Phillips said states have “options” about procuring resources for their citizens and that providing capacity was not a “mandatory function” of RTOs.

“It was a service that was offered, and many states took advantage of it,” she said, noting the RTO would be “OK” with states returning to a regulated industry or developing their own integrated resource plans.

Rob Gramlich, president of Grid Strategies, argued that RTOs should stick to their original goals of operating real-time grid dispatch for reliability and doing regional transmission planning.

“Stop trying to be regional energy policy makers,” he said. “Consumers will do well under one scenario if [grid operators] stick to what they’re supposed to do, and they’ll probably do worse if they don’t.”

“It’s our responsibility to make sure those energy markets are working as they’re designed,” Phillips said. “Politics is deep. Economics sometimes can take a backseat to the politics, both at the federal and the local” level. She said she would be “hard pressed” to think of who might have lost by being in an RTO.
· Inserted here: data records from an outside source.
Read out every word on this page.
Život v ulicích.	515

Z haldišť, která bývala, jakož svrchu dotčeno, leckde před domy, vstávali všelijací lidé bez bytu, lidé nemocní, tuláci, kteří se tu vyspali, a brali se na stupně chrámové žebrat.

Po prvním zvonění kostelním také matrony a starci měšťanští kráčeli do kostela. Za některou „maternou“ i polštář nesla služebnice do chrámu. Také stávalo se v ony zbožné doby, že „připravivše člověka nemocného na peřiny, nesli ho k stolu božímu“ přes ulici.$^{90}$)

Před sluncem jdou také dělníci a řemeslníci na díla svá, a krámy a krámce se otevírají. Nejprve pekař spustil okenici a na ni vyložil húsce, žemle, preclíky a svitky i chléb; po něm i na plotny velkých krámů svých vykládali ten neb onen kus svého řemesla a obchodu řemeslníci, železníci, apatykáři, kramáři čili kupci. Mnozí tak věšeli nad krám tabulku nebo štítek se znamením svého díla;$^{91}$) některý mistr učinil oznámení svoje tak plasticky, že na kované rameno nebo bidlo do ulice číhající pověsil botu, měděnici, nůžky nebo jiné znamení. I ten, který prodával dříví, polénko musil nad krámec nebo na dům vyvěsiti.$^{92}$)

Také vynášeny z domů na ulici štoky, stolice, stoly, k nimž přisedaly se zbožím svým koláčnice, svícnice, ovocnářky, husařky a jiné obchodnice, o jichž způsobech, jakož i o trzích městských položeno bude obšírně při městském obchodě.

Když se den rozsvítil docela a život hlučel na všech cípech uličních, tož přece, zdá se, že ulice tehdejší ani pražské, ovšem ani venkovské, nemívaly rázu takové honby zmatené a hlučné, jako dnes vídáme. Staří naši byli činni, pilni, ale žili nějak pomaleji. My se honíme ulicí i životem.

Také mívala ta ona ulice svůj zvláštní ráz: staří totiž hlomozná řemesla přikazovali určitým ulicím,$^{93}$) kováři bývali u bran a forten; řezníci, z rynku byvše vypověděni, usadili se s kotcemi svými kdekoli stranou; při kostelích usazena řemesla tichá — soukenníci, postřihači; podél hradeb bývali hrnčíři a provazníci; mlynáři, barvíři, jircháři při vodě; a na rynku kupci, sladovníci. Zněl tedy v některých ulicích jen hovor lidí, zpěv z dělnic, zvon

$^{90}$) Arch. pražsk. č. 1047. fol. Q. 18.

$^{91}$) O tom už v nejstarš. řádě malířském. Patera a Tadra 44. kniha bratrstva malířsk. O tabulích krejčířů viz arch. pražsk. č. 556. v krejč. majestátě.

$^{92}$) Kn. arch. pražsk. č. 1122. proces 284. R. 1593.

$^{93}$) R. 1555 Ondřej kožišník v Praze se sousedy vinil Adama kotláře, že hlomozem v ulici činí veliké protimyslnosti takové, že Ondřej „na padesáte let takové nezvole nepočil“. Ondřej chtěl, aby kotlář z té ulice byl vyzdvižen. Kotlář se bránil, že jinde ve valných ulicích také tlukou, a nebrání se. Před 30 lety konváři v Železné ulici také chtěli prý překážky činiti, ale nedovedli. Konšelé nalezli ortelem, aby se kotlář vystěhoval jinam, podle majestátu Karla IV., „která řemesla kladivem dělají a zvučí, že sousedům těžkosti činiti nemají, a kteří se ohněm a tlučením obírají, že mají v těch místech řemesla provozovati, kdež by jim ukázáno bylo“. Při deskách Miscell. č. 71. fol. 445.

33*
“I think that everyone got a piece of this pie in some shape or form,” she said.

Greg Carmean, executive director of the Organization of PJM States Inc., commented from the audience that load-serving entities were supposed to obtain adequate capacity for customers, while the Base Residual Auction was intended to be, as the name implies, residual, but that “mission creep” at PJM had expanded its role to be the main outlet.

Gramlich said the idea of LSEs being responsible for hedging — rather than relying on the regional capacity market — is effective, such as in ERCOT, where “it’s their job [to hedge], and they know they’ll pay $9,000 energy prices if they don’t.”

AARP’s Bill Malcolm said in the next 20 years, “I think the whole country will be in an RTO,” though he conceded that it’s a “Hail Mary” in the Southeast.

Phillips said “a larger portion” of the country will be in an RTO and that “we’ll be further along than we are today with seams and coordination.”

Gramlich took it even further.

“I think every country is going to have large regional balancing markets,” he said, adding that there will be more microgrids, but the “broad regional market will be best option” for those who can’t afford their own microgrid.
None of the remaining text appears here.